Alors qu'elle se moquait souvent du fait que je puisse trouver exaltant de manger une part de camembert sur son assiette retournée ("C'est un truc très français ça maman tu sais!") et que le lapin aux pruneaux reste un impossible, elle a très vite cherché comment faire des paupiettes, du boeuf aux carottes, de la ratatouille ou du poulet basquaise. Les poireaux-vinaigrette et les asperges-mimosa lui paraissaient presque cosmiques, ne parlons pas du hachis parmentier.
Je parle mal cambodgien (et je suis parfois un peu triste quand on me dit "Comme vous parlez bien français!"), mais je me souviens très bien des mots désignant toute nourriture. Le sandwich de ma maman pourrait se prononcer noum paing saink palak. Il est normalement composé de porc laqué avec des carottes râpées marinées, des tranches de concombre, de la ciboulette, du piment et de la sauce hoisin, mais ce jour-là à la maison, certaines choses manquaient. C'était pas mal quand même (bien que je n'aie évidemment pas retrouvé le goût de celui de ma maman)
C'est assez facile à faire en fait. Il faut préparer une marinade avec une gousse d'ail écrasée, 1CS de sel fin, 2,5CS de sauce Maggi, 3CS de sucre et du poivre du moulin. On frotte bien un morceau de rôti de porc dans l'échine avec cette préparation et on le laisse mariner pendant 24 heures en le retournant une fois.
Le lendemain, on le fait rôtir longuement, jusqu'à ce qu'il soit bien doré et caramélisé, en déglaçant régulièrement. Le mieux, c'est qu'il soit encore chaud quand on prépare les sandwiches.
Pour la salade de carottes, il faut faire chauffer dans une petite cassetole 6CS de sucre, 1CS de sel et 10cL de vinaigre de riz jusqu'à complète dissolution. Laissez refroidir pendant que vous râpez une botte de carottes (je prends la râpe gros trous) puis réunissez les dans un saladier avec la sauce. Laissez reposer une nuit au réfrigérateur puis goûtez et ajoutez sel ou sucre selon votre goût.
Il ne reste plus qu'à assembler le tout (et veillez à prendre de la bonne baguette!

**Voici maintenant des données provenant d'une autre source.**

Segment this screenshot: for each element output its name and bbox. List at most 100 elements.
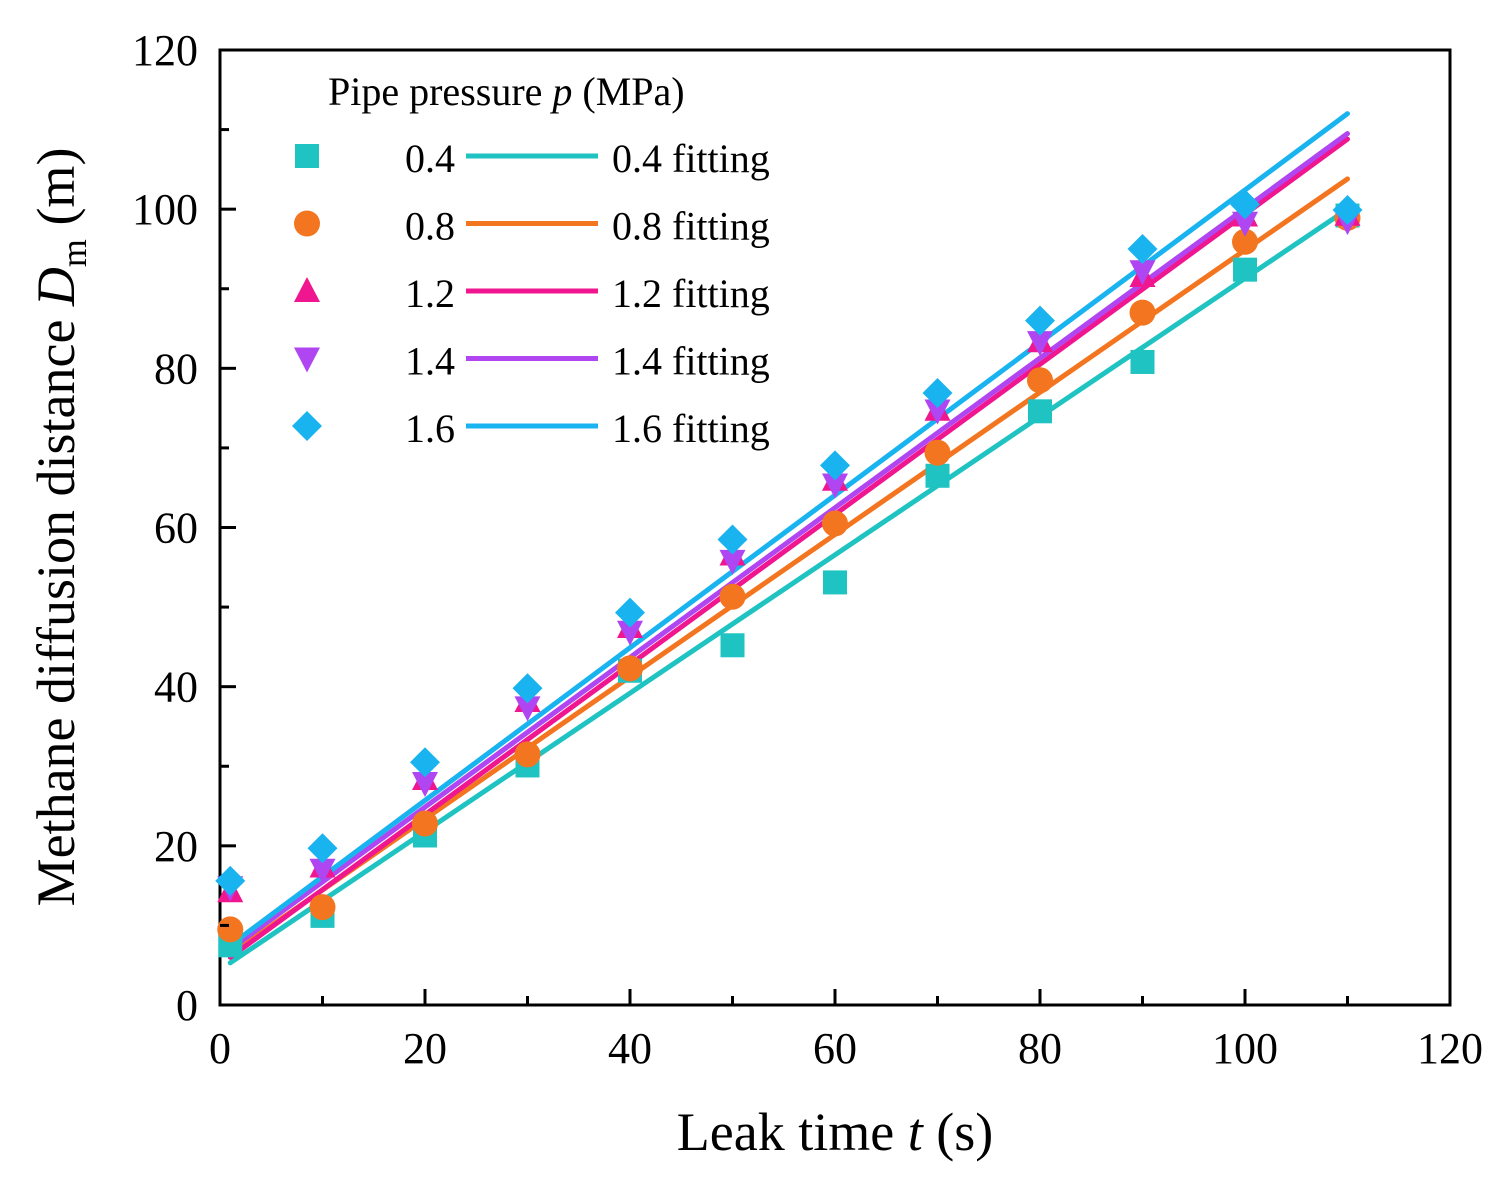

A Rennes, je suis assez adepte de la baguette Guillaume au levain de la boulangerie Hoche mais sinon, près de l'hôpital, il y a cette boulangerie incroyable rue de Paris où je me suis arrêtée ce matin pour prendre un pain à l'épeautre tout chaud, une brioche tressée dorée et moelleuse et des croissants, argh, G. a dit qu'il fallait absolument les inclure dans notre futur test de croissants à l'aveugle).
Voilà, vous savez tout sur le sandwich au porc laqué de ma maman, la fin d'un mythe donc! C'est vraiment le sandwich de mon enfance, qui console de tout, que ma mère préparait à l'avance pour moi en kit pour les mercredis matins passés seule à la maison (et j'avais bien du mal à attendre midi pour le dévorer, en général à dix heures et demi, j'étais déjà assise en tailleur sur mon lit à lui faire un sort).